Software & Data Management

KALTGAS TOOL is a Windows-based control and data acquisition platform designed exclusively for Julabo-Chemtron gas temperature systems. It provides real-time visualization of setpoint vs. actual temperature (both internal and user-defined external sensor inputs), LN₂ consumption history, vaporizer power load, and evaporation rate settings. Users define multi-segment temperature ramps, hold times, and conditional triggers (e.g., “hold until external sensor reaches −100 °C ±0.15 °C”). All operational parameters — including controller firmware version, calibration timestamps, and safety event logs — are time-stamped and exportable in CSV or XML format. When configured in networked lab environments, KALTGAS TOOL supports OPC UA integration for centralized monitoring within LIMS or MES platforms. Data integrity is preserved via write-protected archives, electronic signatures, and configurable audit trails meeting ALCOA+ principles for regulated laboratories.

Applications

• Rapid thermal cycling of polymer specimens prior to DSC, TMA, or rheological analysis.
• Cryogenic conditioning of electronic assemblies before HALT/HASS testing.
• Controlled cooling of vacuum chamber interiors during thin-film deposition or surface analysis (XPS, AES).
• Thermal preconditioning of metal coupons for fracture toughness evaluation (ASTM E1820).
• Low-temperature stabilization of optical benches and interferometric measurement systems.
• Dynamic temperature control in custom-built bioreactors for extremophile culture studies.
• Gas-phase quenching in chemical process development to arrest intermediate reaction states.
• Calibration support for cryogenic thermocouples and RTDs traceable to NIST standards.

FAQ

What is the lowest achievable temperature at the sample interface?
Under optimal flow and insulation conditions, the system delivers stable gas-phase temperatures down to −180 °C at the hose outlet. Actual sample temperature depends on local heat transfer coefficients, geometry, and thermal mass — typically within ±2 °C of setpoint for well-characterized fixtures.

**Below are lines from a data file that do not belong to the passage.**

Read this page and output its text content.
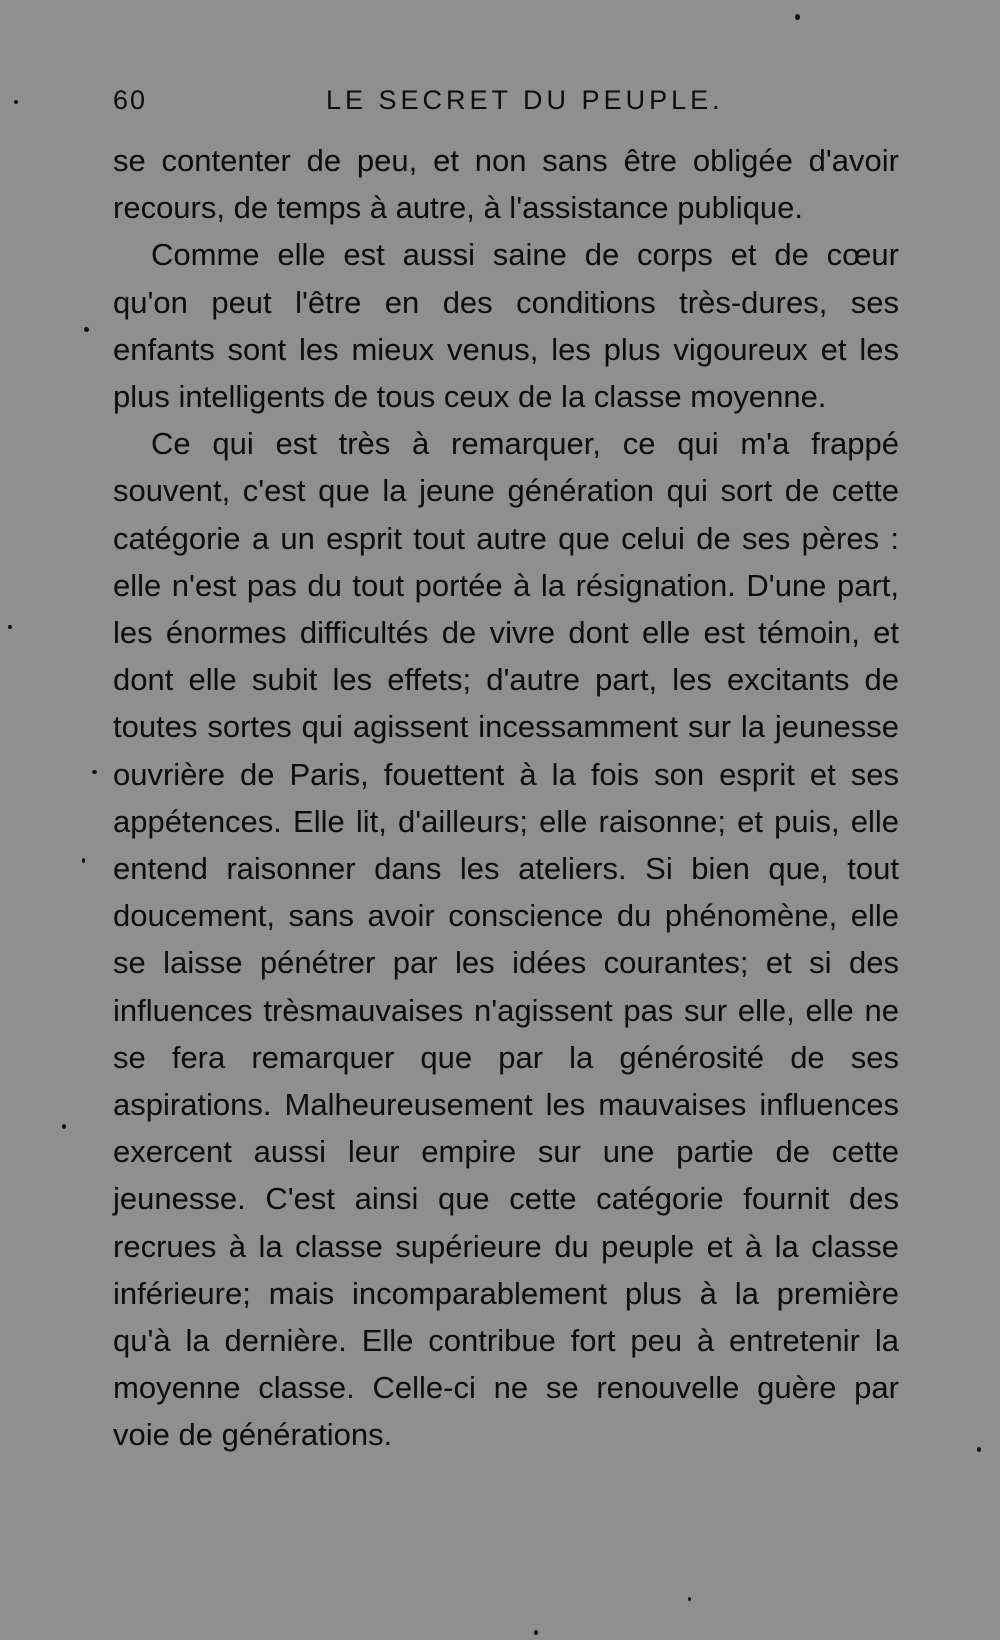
60	LE SECRET DU PEUPLE.

se contenter de peu, et non sans être obligée d'avoir recours, de temps à autre, à l'assistance publique.

Comme elle est aussi saine de corps et de cœur qu'on peut l'être en des conditions très-dures, ses enfants sont les mieux venus, les plus vigoureux et les plus intelligents de tous ceux de la classe moyenne.

Ce qui est très à remarquer, ce qui m'a frappé souvent, c'est que la jeune génération qui sort de cette catégorie a un esprit tout autre que celui de ses pères : elle n'est pas du tout portée à la résignation. D'une part, les énormes difficultés de vivre dont elle est témoin, et dont elle subit les effets; d'autre part, les excitants de toutes sortes qui agissent incessamment sur la jeunesse ouvrière de Paris, fouettent à la fois son esprit et ses appétences. Elle lit, d'ailleurs; elle raisonne; et puis, elle entend raisonner dans les ateliers. Si bien que, tout doucement, sans avoir conscience du phénomène, elle se laisse pénétrer par les idées courantes; et si des influences trèsmauvaises n'agissent pas sur elle, elle ne se fera remarquer que par la générosité de ses aspirations. Malheureusement les mauvaises influences exercent aussi leur empire sur une partie de cette jeunesse. C'est ainsi que cette catégorie fournit des recrues à la classe supérieure du peuple et à la classe inférieure; mais incomparablement plus à la première qu'à la dernière. Elle contribue fort peu à entretenir la moyenne classe. Celle-ci ne se renouvelle guère par voie de générations.
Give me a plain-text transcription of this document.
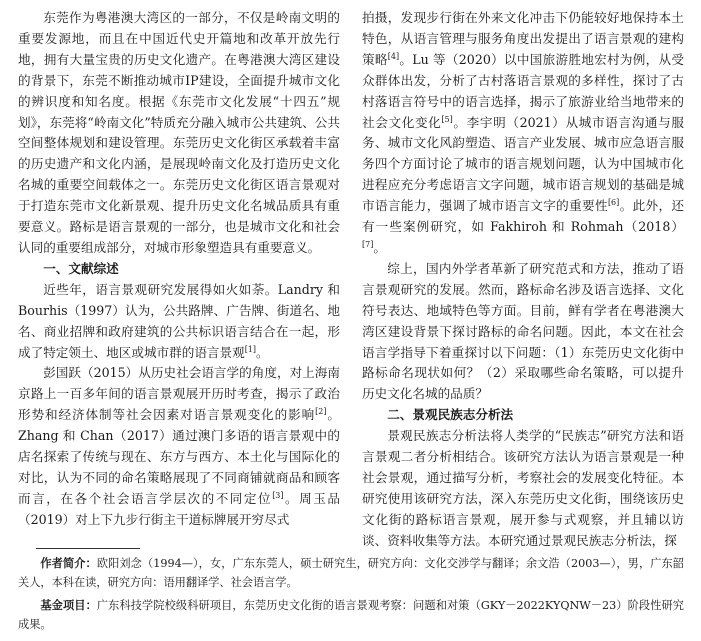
东莞作为粤港澳大湾区的一部分，不仅是岭南文明的重要发源地，而且在中国近代史开篇地和改革开放先行地，拥有大量宝贵的历史文化遗产。在粤港澳大湾区建设的背景下，东莞不断推动城市IP建设，全面提升城市文化的辨识度和知名度。根据《东莞市文化发展“十四五”规划》，东莞将“岭南文化”特质充分融入城市公共建筑、公共空间整体规划和建设管理。东莞历史文化街区承载着丰富的历史遗产和文化内涵，是展现岭南文化及打造历史文化名城的重要空间载体之一。东莞历史文化街区语言景观对于打造东莞市文化新景观、提升历史文化名城品质具有重要意义。路标是语言景观的一部分，也是城市文化和社会认同的重要组成部分，对城市形象塑造具有重要意义。

一、文献综述

近些年，语言景观研究发展得如火如荼。Landry 和 Bourhis（1997）认为，公共路牌、广告牌、街道名、地名、商业招牌和政府建筑的公共标识语言结合在一起，形成了特定领土、地区或城市群的语言景观[1]。

彭国跃（2015）从历史社会语言学的角度，对上海南京路上一百多年间的语言景观展开历时考查，揭示了政治形势和经济体制等社会因素对语言景观变化的影响[2]。Zhang 和 Chan（2017）通过澳门多语的语言景观中的店名探索了传统与现在、东方与西方、本土化与国际化的对比，认为不同的命名策略展现了不同商铺就商品和顾客而言，在各个社会语言学层次的不同定位[3]。周玉品（2019）对上下九步行街主干道标牌展开穷尽式

拍摄，发现步行街在外来文化冲击下仍能较好地保持本土特色，从语言管理与服务角度出发提出了语言景观的建构策略[4]。Lu 等（2020）以中国旅游胜地宏村为例，从受众群体出发，分析了古村落语言景观的多样性，探讨了古村落语言符号中的语言选择，揭示了旅游业给当地带来的社会文化变化[5]。李宇明（2021）从城市语言沟通与服务、城市文化风韵塑造、语言产业发展、城市应急语言服务四个方面讨论了城市的语言规划问题，认为中国城市化进程应充分考虑语言文字问题，城市语言规划的基础是城市语言能力，强调了城市语言文字的重要性[6]。此外，还有一些案例研究，如 Fakhiroh 和 Rohmah（2018）[7]。

综上，国内外学者革新了研究范式和方法，推动了语言景观研究的发展。然而，路标命名涉及语言选择、文化符号表达、地域特色等方面。目前，鲜有学者在粤港澳大湾区建设背景下探讨路标的命名问题。因此，本文在社会语言学指导下着重探讨以下问题：（1）东莞历史文化街中路标命名现状如何？（2）采取哪些命名策略，可以提升历史文化名城的品质？

二、景观民族志分析法

景观民族志分析法将人类学的“民族志”研究方法和语言景观二者分析相结合。该研究方法认为语言景观是一种社会景观，通过描写分析，考察社会的发展变化特征。本研究使用该研究方法，深入东莞历史文化街，围绕该历史文化街的路标语言景观，展开参与式观察，并且辅以访谈、资料收集等方法。本研究通过景观民族志分析法，探

作者简介：欧阳刘念（1994—），女，广东东莞人，硕士研究生，研究方向：文化交涉学与翻译；余文浩（2003—），男，广东韶关人，本科在读，研究方向：语用翻译学、社会语言学。

基金项目：广东科技学院校级科研项目，东莞历史文化街的语言景观考察：问题和对策（GKY－2022KYQNW－23）阶段性研究成果。
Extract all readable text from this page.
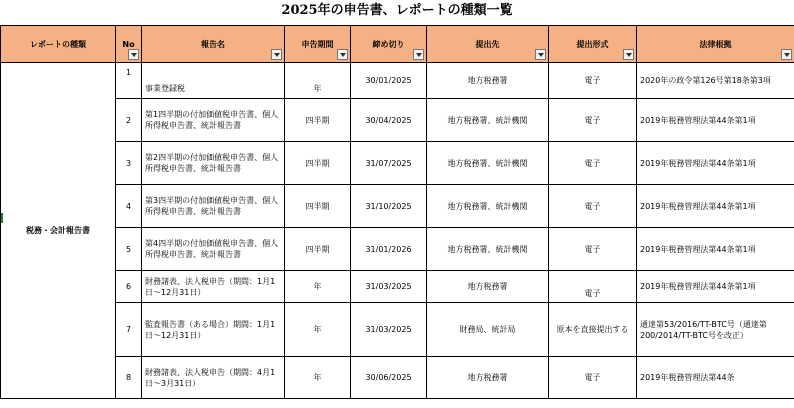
2025年の申告書、レポートの種類一覧
レポートの種類	No	報告名	申告期間	締め切り	提出先	提出形式	法律根拠

税務・会計報告書	1	事業登録税	年	30/01/2025	地方税務署	電子	2020年の政令第126号第18条第3項
	2	第1四半期の付加価値税申告書、個人所得税申告書、統計報告書	四半期	30/04/2025	地方税務署、統計機関	電子	2019年税務管理法第44条第1項
	3	第2四半期の付加価値税申告書、個人所得税申告書、統計報告書	四半期	31/07/2025	地方税務署、統計機関	電子	2019年税務管理法第44条第1項
	4	第3四半期の付加価値税申告書、個人所得税申告書、統計報告書	四半期	31/10/2025	地方税務署、統計機関	電子	2019年税務管理法第44条第1項
	5	第4四半期の付加価値税申告書、個人所得税申告書、統計報告書	四半期	31/01/2026	地方税務署、統計機関	電子	2019年税務管理法第44条第1項
	6	財務諸表、法人税申告（期間：1月1日～12月31日）	年	31/03/2025	地方税務署	電子	2019年税務管理法第44条第1項
	7	監査報告書（ある場合）期間：1月1日～12月31日）	年	31/03/2025	財務局、統計局	原本を直接提出する	通達第53/2016/TT-BTC号（通達第200/2014/TT-BTC号を改正）
	8	財務諸表、法人税申告（期間：4月1日～3月31日）	年	30/06/2025	地方税務署	電子	2019年税務管理法第44条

Can the TG-LKF-H be used for heating-only applications?
Yes. By disabling LN₂ supply and operating only the 630 W resistive heater, the system functions as a precision hot gas source up to +150 °C (dependent on flow rate and ambient conditions).

Is external temperature feedback mandatory for high-accuracy control?
No, but strongly recommended for applications demanding ≤±0.15 °C stability. The SL5 controller defaults to internal vaporizer temperature sensing; however, connecting an external PT100 sensor at the sample location enables true process-variable control.

How does the system minimize LN₂ waste during low-load operation?
Through coordinated modulation of both evaporation rate (%) and vaporizer power level. At partial load, the controller reduces electrical input while maintaining sufficient vapor pressure — achieving sub-1.5 L/h consumption in standby cooling modes without compromising responsiveness.

Are replacement hoses and vaporizers available as spare parts?
Yes. All major subsystems — including V2A vacuum hoses (custom lengths), KF NW 50-compatible vaporizers (500 W/1000 W), and SL5 controller modules — are stocked globally and supported by Julabo-Chemtron’s certified service network.